By the time we ate, the wave of children and tweens had dwindled, with virtually none of them getting within 50 yards of our house. The only trick-or-treaters left were the teenagers. You know them. They are the ones with pillow cases dressed as themselves, because they are too cool for costumes. Rick decided that it was time for the Gorilla to take out all the stops.
The music was turned up to full blast and he hid behind the car in the driveway. This gave him a good vantage point to see the teens approach without being seen himself.
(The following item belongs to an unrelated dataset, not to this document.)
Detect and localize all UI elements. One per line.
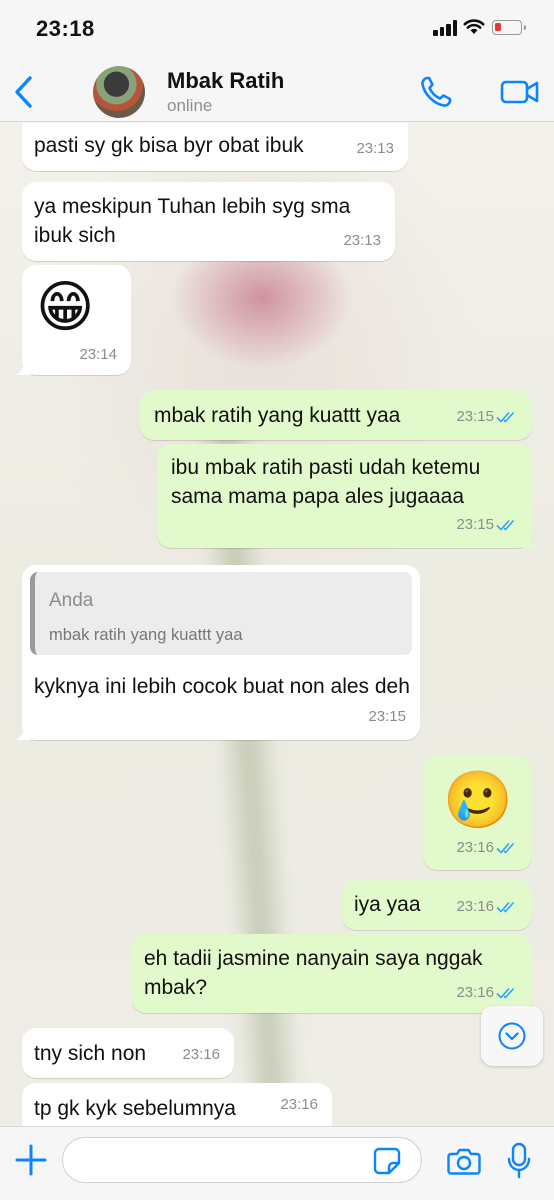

With each group he waited for them to get to the door before he would jump out.
Invariably he got a reaction he was not wanting.
“’Sup?” said one kid, completely nonplussed. The rest of his group just stared. I gave them extra candy so they would leave immediately.
Another group just laughed, “Dude, that is radical.” Rick offered to let him try on the coconuts. We all ate some candy and discussed the best costumes.
The final group jumped back into Rick’s face when he jumped out at them. I was afraid they might pull an actual weapon out so I intervened and gave them all the rest of the candy.
Lights out. Music off. Costumes off.
Rick was so disappointed.
“I just wanted to scare people and have fun.”
Famous. Last. Words.
Fast-forward to Halloween 1992. Chili made. Candy ready. No costumes. We decided just to be adults and hand out the candy – no expectations.
Our first knocker was a mother. She was literally dragging a blond haired Barbie doll behind her by the arm. The girl was screaming and crying.
We answered the door and were puzzled.
The mother looked right at Rick. “Look what you did!” she screamed. “You and your stupid gorilla costume scared her so bad that she has had nightmares about gorillas for a year. She is terrified! She won’t even go trick or treating.”
I gave Barbie the whole basket of candy, apologized to her mother and glared at Rick.
After she left it was lights out.
I really hope the Ladybug Barbie outgrew her fear of Halloween. And Gorillas.
Moral of the story: Halloween is for the KIDS. Scaring little kids is not ok. Eating their candy is cool though.